Hatred is that sweet, seductive belief that our rights have been violated. As we nurture and coddle this emotional pet, it screams our world view is endangered. Panic pushes us to knee-jerk reaction.

Gone are any good intentions. Action is demanded over any opposition; a crosshair replaces civil discourse. The personal rights of hatred’s target are immaterial. We recklessly justify our actions, as long as hatred is allowed to bloom and snap and consume.

We believe in OUR right of expression but not the rights of someone to contradict or disagree. As long the red fury of hatred colors our world, it seduces us, reducing us into justifying unspeakable acts against others:

·      A New York man tried to run over a campaign volunteer at a congressman’s re-election headquarters after threatening to kill supporters of the lawmaker and the sitting President of the United States.
·      A man stabs nine people including six children, at a three-year-old’s birthday party. Already having an extensive criminal record, all nine victims of this man were refugees from overseas violence.
·      An 11-year-old student in a Massachusetts middle school takes a screwdriver to his teacher’s throat during class.
·      Politicians and White House staffers are assaulted in their private lives by rabid opponents who would be highly offended if the tables were turned.
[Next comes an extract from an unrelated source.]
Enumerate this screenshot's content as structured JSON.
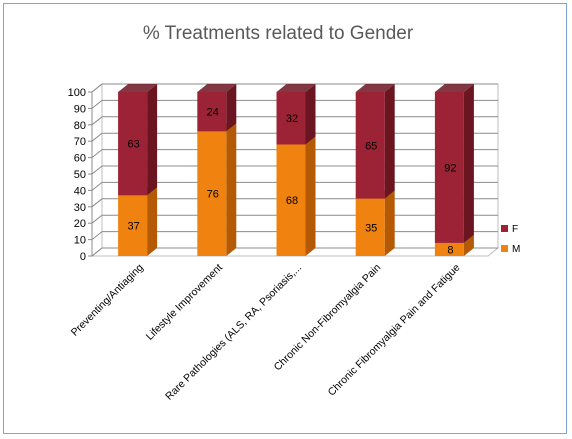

These protesters are the manipulated off-spring of another’s hedge of hatred.
·      A Texas man bits off the tail of a rattlesnake (to silence the snake’s rattles) and released it into his neighbor’s RV after the two got into heated argument.

Your own Audrey Jr. will steal your attention, demanding your complete focus. It may reward you with a temporary sense of justification and well-being.

However, stay under its control, you WILL EXPERIENCE its bite much like the South Texas man who was bitten by the severed head of a snake he had killed. He survived only after 26 doses of antivenom, where a normal victim gets up to four.

So, keep your hatred. Nurture it. Let it blow lava all over the people of your world. Some may even be ignited to share your passion.

Ignore the warning signs. When its vitriol distorts the normal reflection in your mirror, know you have become a toady Seymour from The Little Shop of Horrors.

You are no longer in control of your own creation.